The chain has been accused of selling cultural inappropriate in the past; costumes such as “Indian Princess”, “Reservation Royalty” and “Indian Warrior” are just some that are and have been available.
At a Spirit Halloween store in Regina last week, individuals who are standing against cultural inappropriate costumes placed warning labels on the costumes’ packaging suggesting that customers avoid contact with the materials inside. Staff at the store later removed the labels.
“We do not tolerate the act of defacing our products, regardless of the theme or culture represented,” a spokesperson from the store said in a statement last Tuesday.
The CBC said that Spirit Halloween refused to release sales details that would indicate how popular an item the costumes are at its stores.
When choosing a Halloween costume this year, here are some questions to ask yourself to help ensure you are not committing misappropriation:
- Is your costume racially, ethnically, or culturally based?
If it is, then it’s probably racist or straddling a very thin line of racism.

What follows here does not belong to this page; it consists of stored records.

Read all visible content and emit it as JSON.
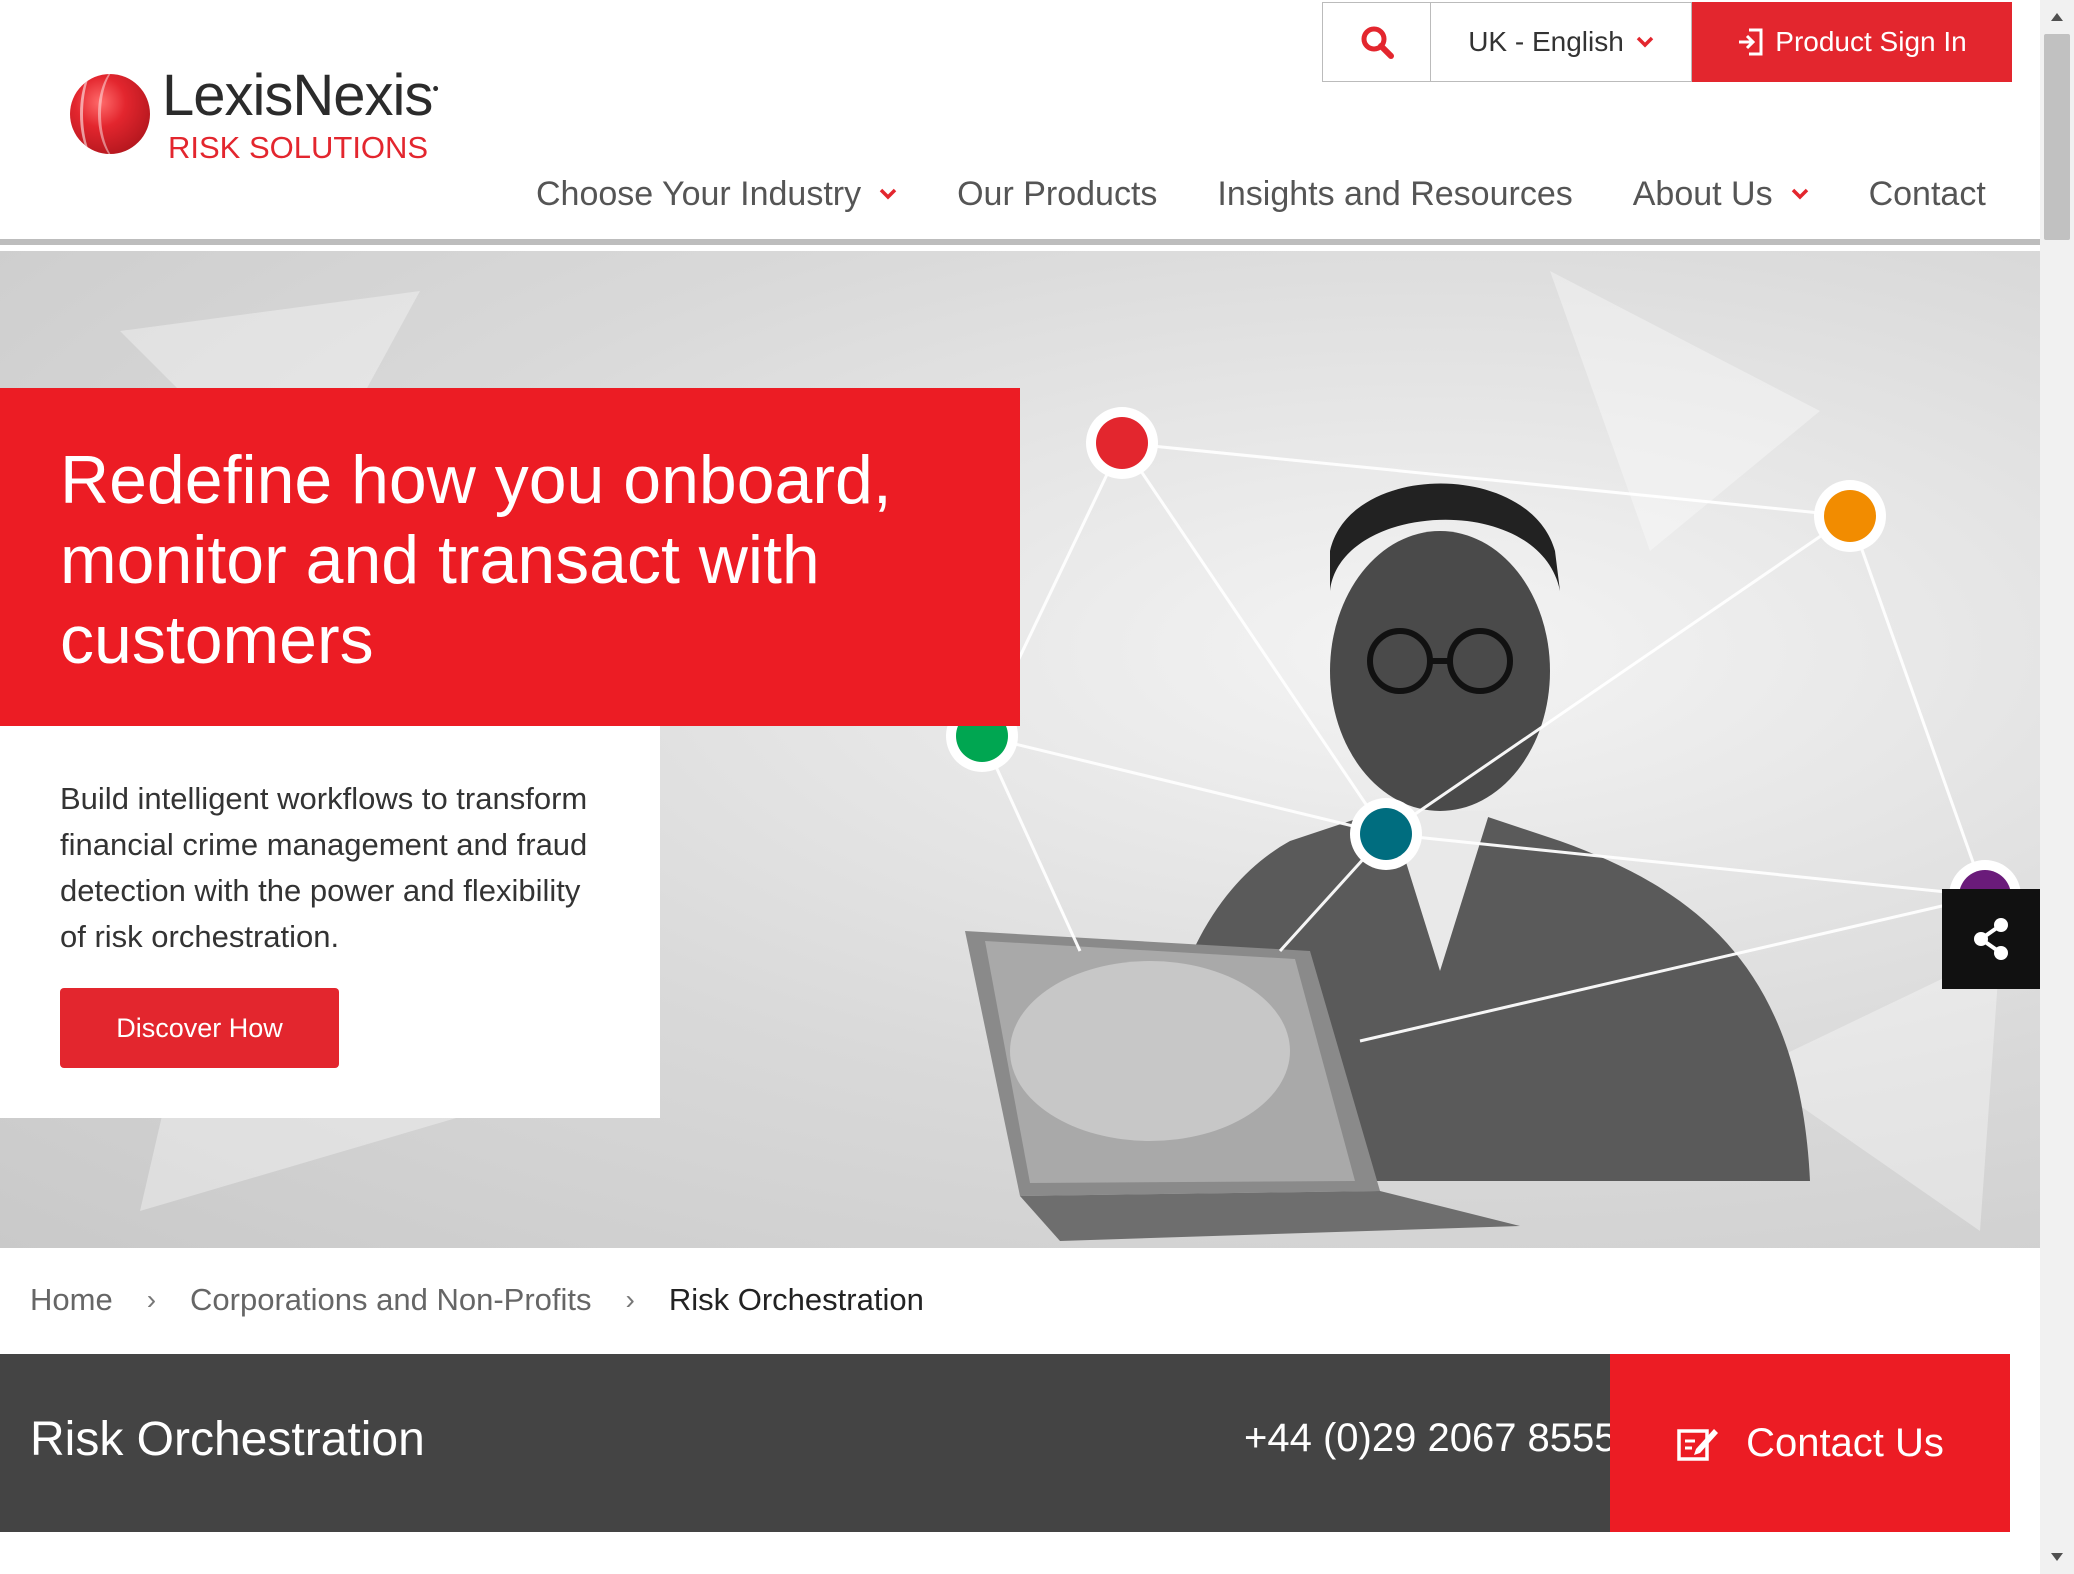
{
  "header": {
    "logo": {
      "name": "LexisNexis",
      "registered": "•",
      "subtitle": "RISK SOLUTIONS"
    },
    "utility": {
      "search_icon": "search-icon",
      "language": "UK - English",
      "signin_label": "Product Sign In"
    },
    "nav": {
      "industry": "Choose Your Industry",
      "products": "Our Products",
      "insights": "Insights and Resources",
      "about": "About Us",
      "contact": "Contact"
    }
  },
  "hero": {
    "title": "Redefine how you onboard, monitor and transact with customers",
    "description": "Build intelligent workflows to transform financial crime management and fraud detection with the power and flexibility of risk orchestration.",
    "cta_label": "Discover How",
    "node_colors": {
      "red": "#e3262e",
      "orange": "#f28c00",
      "green": "#00a651",
      "teal": "#006d7f",
      "purple": "#6a1b7a"
    }
  },
  "breadcrumb": {
    "home": "Home",
    "section": "Corporations and Non-Profits",
    "current": "Risk Orchestration",
    "separator": "›"
  },
  "page_bar": {
    "title": "Risk Orchestration",
    "phone": "+44 (0)29 2067 8555",
    "contact_label": "Contact Us"
  },
  "colors": {
    "brand_red": "#e3262e",
    "dark_bar": "#444444",
    "share_bg": "#111111"
  }
}
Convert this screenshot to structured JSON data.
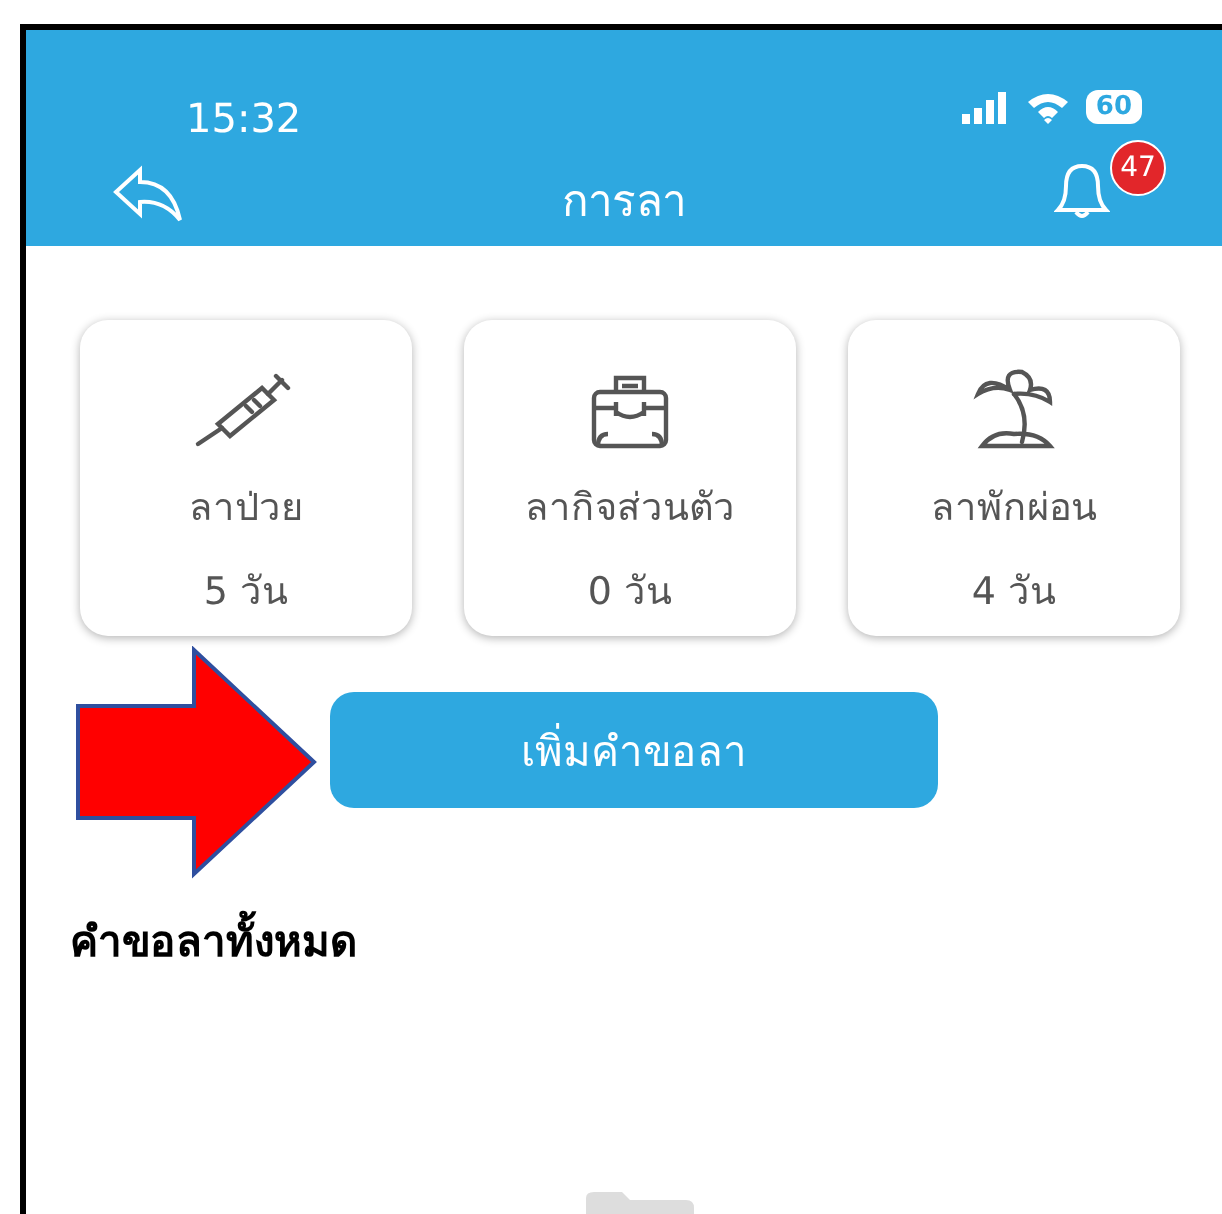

- Do you belong to that group of people?
If you don’t, remember that you can’t just borrow someone else’s culture or race for a day.
- Is your costume funny or sexy?
A harsh majority of humorous or erotic costumes are of marginalized and oppressed groups of people and can be deemed inappropriate.
- Would you wear that costume around that group of people?
If a Muslim family were to welcome you into their home, would you wear your Arab Terrorist costume? What about wearing your Geisha costume within a group Japanese friends?